Professor Xiaowen Chu and His Team Win the Best Paper Award in IEEE INFOCOM 2021

21 May 2021
Prof. Xiaowen Chu (right), Dr. Shaohuai Shi (left) and Prof. Bo Li from HKUST, received the Best Paper Award IEEE INFOCOM 2021.

Prof. Xiaowen Chu, Professor, Dr. Shaohuai Shi, PhD Graduate of Department of Computer Science and Prof. Bo Li, HKUST, received the Best Paper Award for their co-authored paper “Exploiting Simultaneous Communications to Accelerate Data Parallel Distributed Deep Learning“ at the IEEE International Conference on Computer Communications (IEEE INFOCOM 2021).

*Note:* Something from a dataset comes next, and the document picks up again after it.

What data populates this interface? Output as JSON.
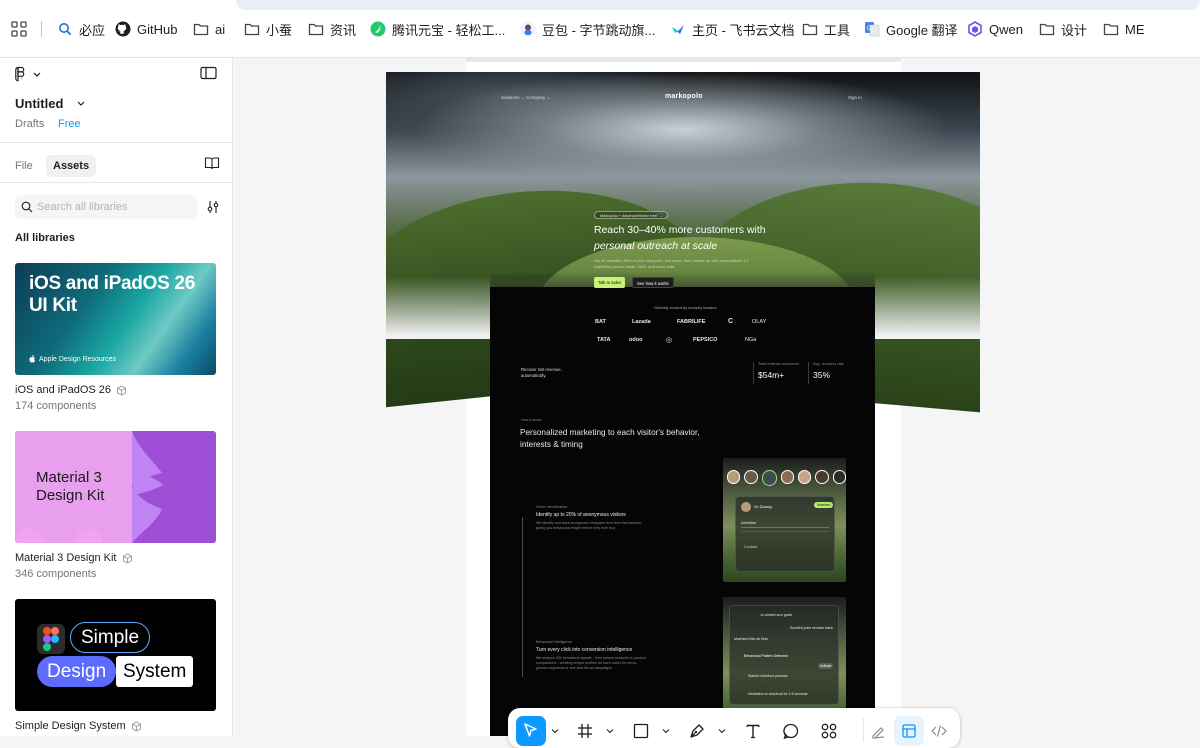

The award-winning paper proposes a novel algorithm to reduce the training time of large AI models when running on GPU clusters. Through theoretical analysis and experiments, it demonstrates that simultaneous All-Reduce communications can effectively improve the communication efficiency of small tensors. To exploit both tensor fusion and simultaneous communications, the team formulated an optimization problem and developed an efficient solution named ASC-WFBP. The team also ran real-world experiments on an 8-node GPU cluster with 32 GPUs and 10Gbps Ethernet. Tested on four modern AI models, their experimental findings indicated that ASC-WFBP could achieve speedups of around 1.09x - 2.48x over the baseline without tensor fusion, and 1.15x - 1.35x over the state-of-the-art tensor fusion solution.

The 4-day Conference on Computer Communications (INFOCOM) is a top-ranked conference on networking in the research community. It is for researchers to present and exchange significant and innovative contributions and ideas in the field of networking and closely related areas. Out of 1266 submissions, only one-fifth were accepted after a rigorous double-blind review process, and finally three papers were selected to receive the Best Paper Award.